To convert it to work in the CUDA Optimizer framework, we just need to break this code up into Setup(), RunKernel(), Cleanup(), and CheckResults(). That is, we define a subclass of IKernel and break up the code into the IKernel methods. Most of the .h file is boilerplate (See add_strided_managed.h).

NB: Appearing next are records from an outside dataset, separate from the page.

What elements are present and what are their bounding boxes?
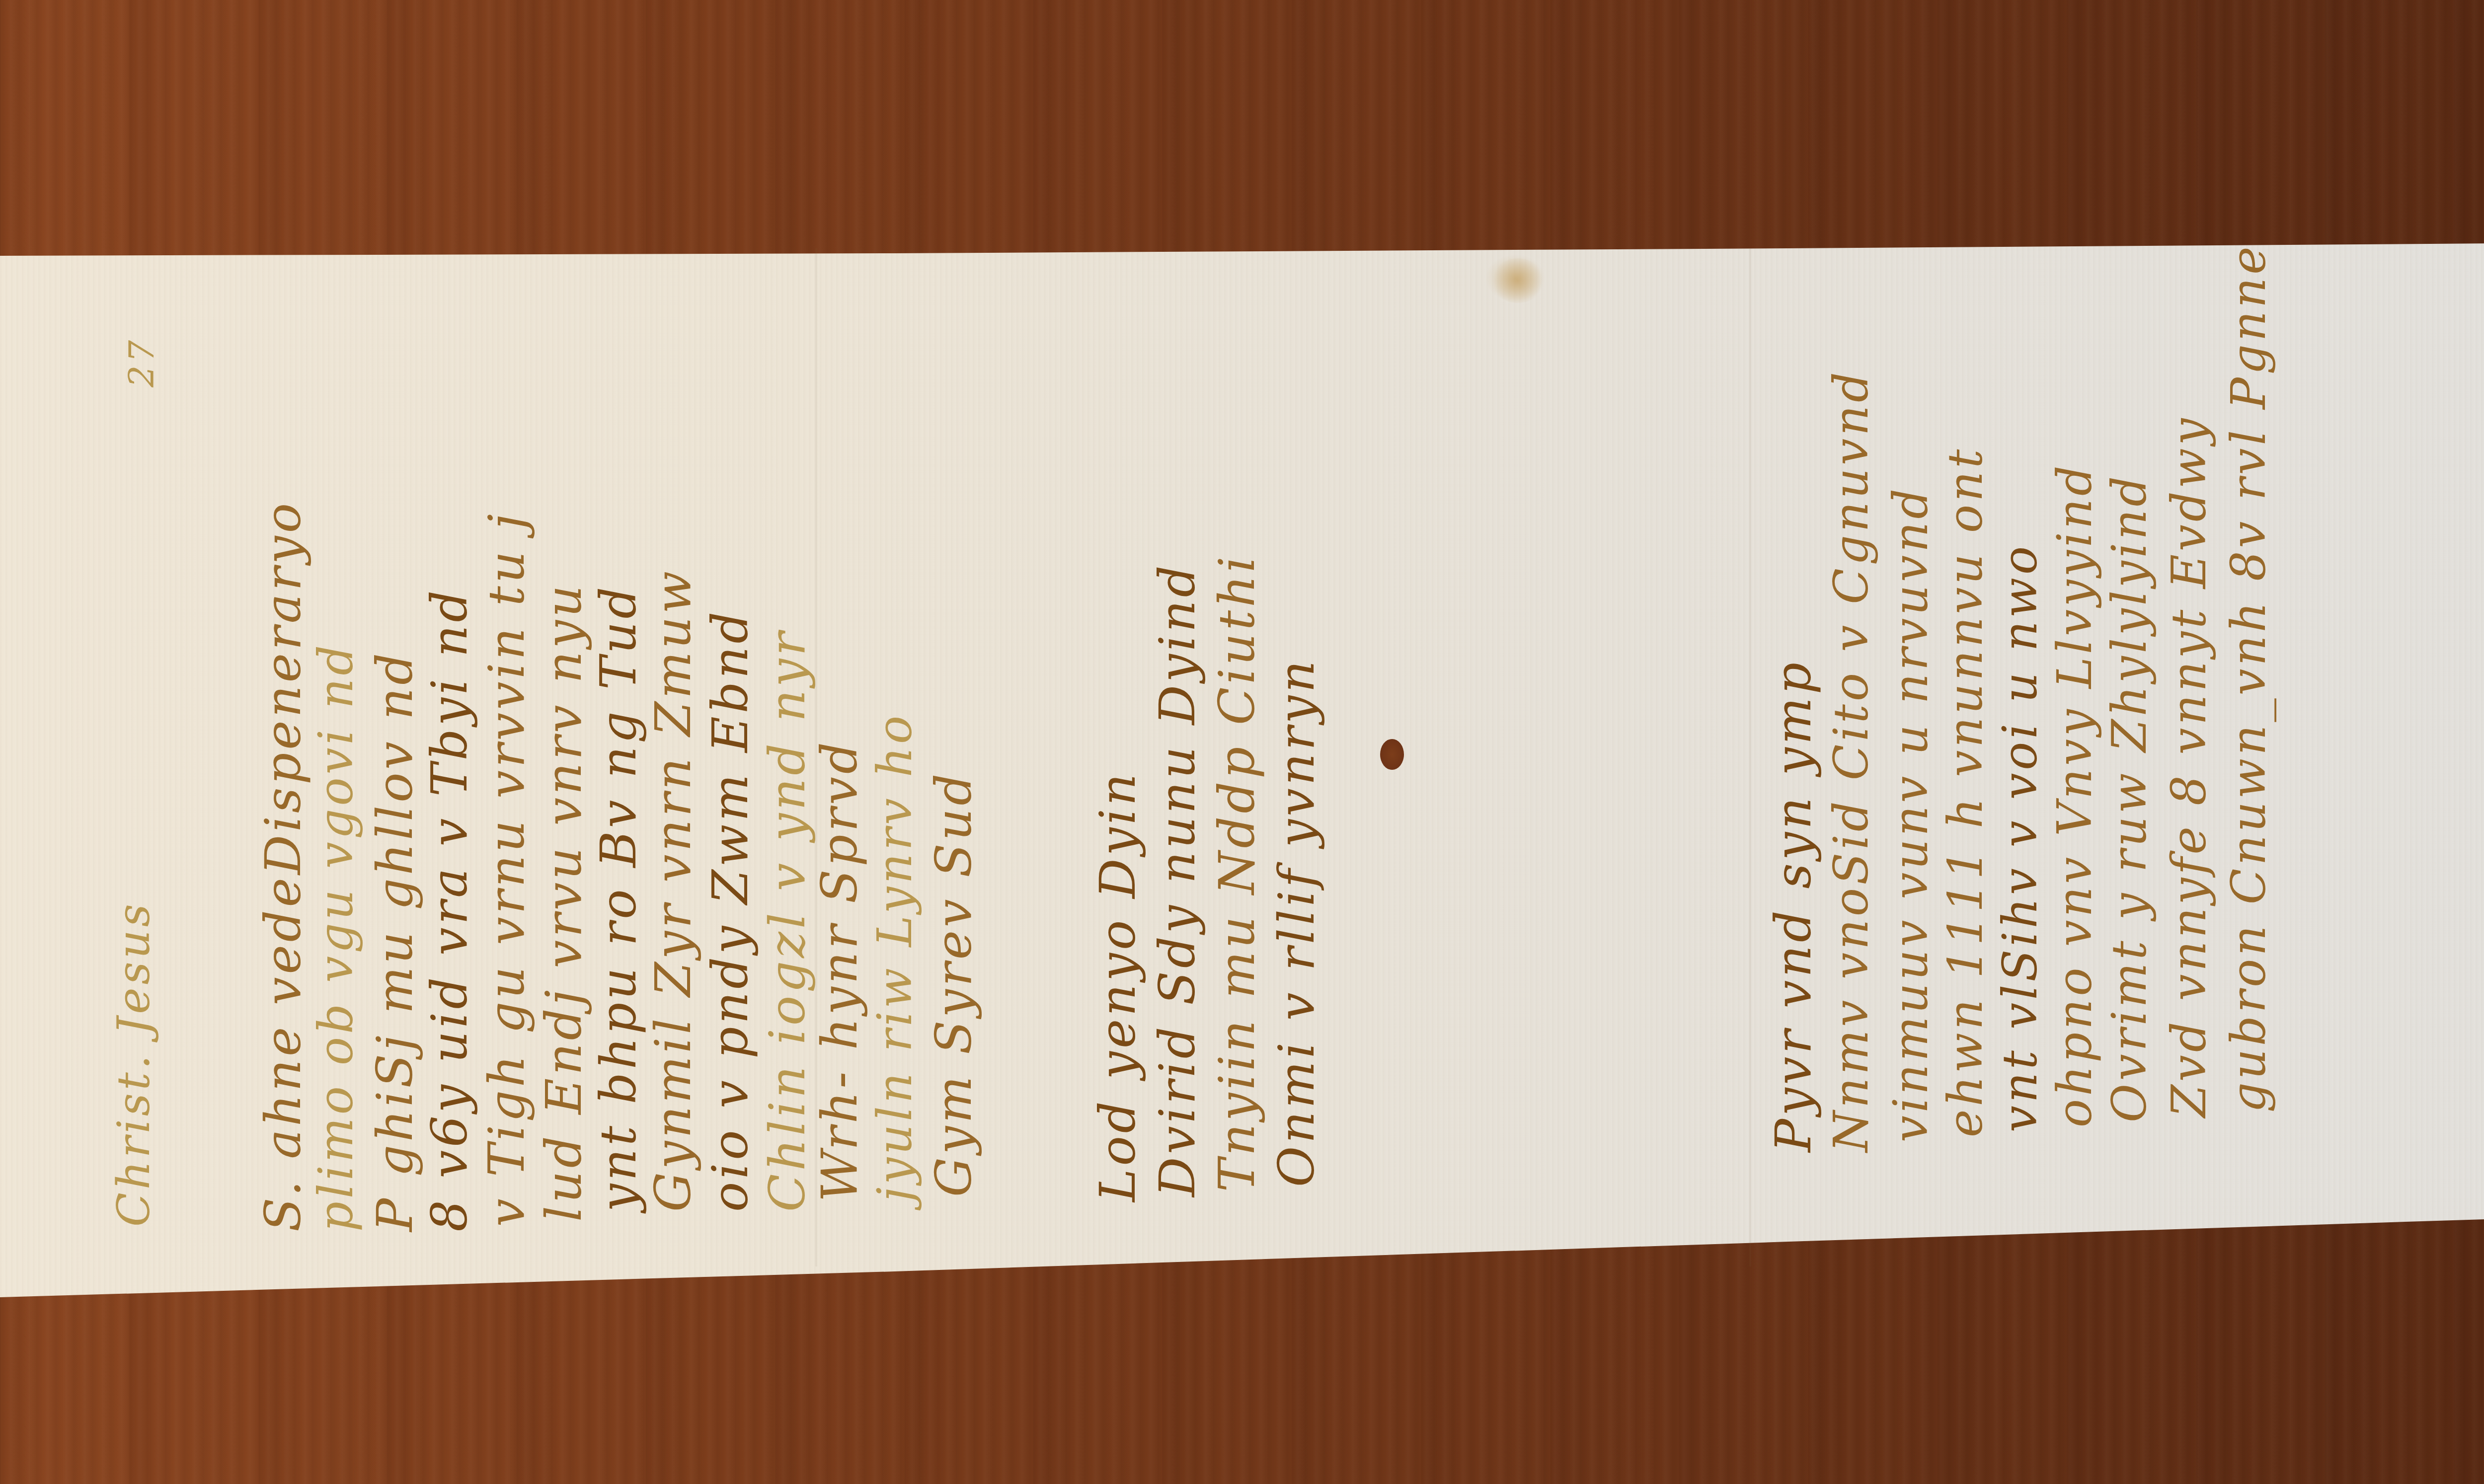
manuscript-line: Nnmv vnoSid Cito v Cgnuvnd bbox=[1828, 369, 1875, 1152]
manuscript-line: S. ahne vedeDispeneraryo bbox=[258, 500, 308, 1232]
marginal-note: Christ. Jesus bbox=[112, 901, 156, 1227]
manuscript-line: vinmuuv vunv u nrvuvnd bbox=[1888, 486, 1935, 1142]
manuscript-line: Zvd vnnyfe 8 vnnyt Evdwy bbox=[2166, 415, 2213, 1117]
manuscript-line: Ovrimt y ruw Zhylylyind bbox=[2106, 473, 2154, 1122]
manuscript-line: gubron Cnuwn_vnh 8v rvl Pgnne bbox=[2226, 244, 2273, 1113]
paper-fold-line bbox=[1749, 248, 1752, 1266]
manuscript-line: Tnyiin mu Nddp Ciuthi bbox=[1212, 553, 1262, 1192]
manuscript-line: Wrh- hynr Sprvd bbox=[815, 739, 864, 1202]
manuscript-line: ehwn 1111 h vnunnvu ont bbox=[1942, 446, 1990, 1137]
manuscript-line: jyuln riw Lynrv ho bbox=[872, 713, 919, 1202]
manuscript-line: Onmi v rllif yvnryn bbox=[1272, 658, 1321, 1187]
manuscript-line: Gym Syrev Sud bbox=[929, 771, 979, 1197]
manuscript-line: ohpno vnv Vnvy Llvyyind bbox=[2052, 462, 2099, 1127]
ink-stain bbox=[1490, 258, 1545, 303]
manuscript-line: P ghiSj mu ghllov nd bbox=[370, 650, 420, 1232]
manuscript-line: Dvirid Sdy nunu Dyind bbox=[1153, 562, 1202, 1197]
manuscript-line: Chlin iogzl v ynd nyr bbox=[763, 629, 812, 1212]
manuscript-line: lud Endj vrvu vnrv nyu bbox=[539, 582, 589, 1222]
manuscript-line: oio v pndy Zwm Ebnd bbox=[705, 609, 755, 1212]
manuscript-line: Pyvr vnd syn ymp bbox=[1769, 660, 1818, 1152]
manuscript-line: v Tigh gu vrnu vrvvin tu j bbox=[482, 511, 532, 1227]
manuscript-line: 8 v6y uid vra v Tbyi nd bbox=[425, 588, 474, 1232]
folio-number: 27 bbox=[124, 337, 159, 387]
manuscript-line: Lod yenyo Dyin bbox=[1093, 771, 1143, 1202]
manuscript-line: plimo ob vgu vgovi nd bbox=[313, 642, 360, 1232]
manuscript-line: ynt bhpu ro Bv ng Tud bbox=[594, 584, 643, 1212]
paper-hole bbox=[1380, 739, 1404, 770]
manuscript-line: vnt vlSihv v voi u nwo bbox=[1997, 543, 2044, 1132]
manuscript-line: Gynmil Zyr vnrn Zmuw bbox=[648, 568, 698, 1212]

Here's the complete add_strided_managed.cu file:

#include <cmath>
#include <iostream>
#include <random>
#include <vector>

#include "add_strided_managed.h"

namespace cuda_optimizer {

void AddStridedManaged::Setup() {
  cudaMallocManaged(&x_, n_ * sizeof(float));
  cudaMallocManaged(&y_, n_ * sizeof(float));

  for (int j = 0; j < n_; j++) {
    x_[j] = 1.0f;
    y_[j] = 2.0f;
  }
}

void AddStridedManaged::RunKernel(int num_blocks, int block_size) {
  AddStridedKernel<<<num_blocks, block_size>>>(n_, x_, y_);
  cudaDeviceSynchronize();
}

void AddStridedManaged::Cleanup() {
  cudaFree(x_);
  cudaFree(y_);
}

int AddStridedManaged::CheckResults() {
  int num_errors = 0;
  double max_error = 0.0;

  for (int i = 0; i < n_; i++) {
    if (fabs(y_[i] - 3.0f) > 1e-6) {
      num_errors++;
    }
    max_error = fmax(max_error, fabs(y_[i] - 3.0f));
  }

  if (num_errors > 0) {
    std::cout << "  number of errors: " << num_errors;
  }
  if (max_error > 0.0) {
    std::cout << ",  max error: " << max_error;
  }
  return num_errors;
}

} // namespace cuda_optimizer

The kernel has been moved to kernels.cu/kernels.h. Note that numBlocks and blockSize become inputs determined by the call to RunKernel() or by the optimizers.

The project follows the Google C++ Style Guide. Note that the CUDA function calls start with lowercase letters, while Google style is to start function calls with Capital letters. This difference makes it easy to distinguish the CUDA calls.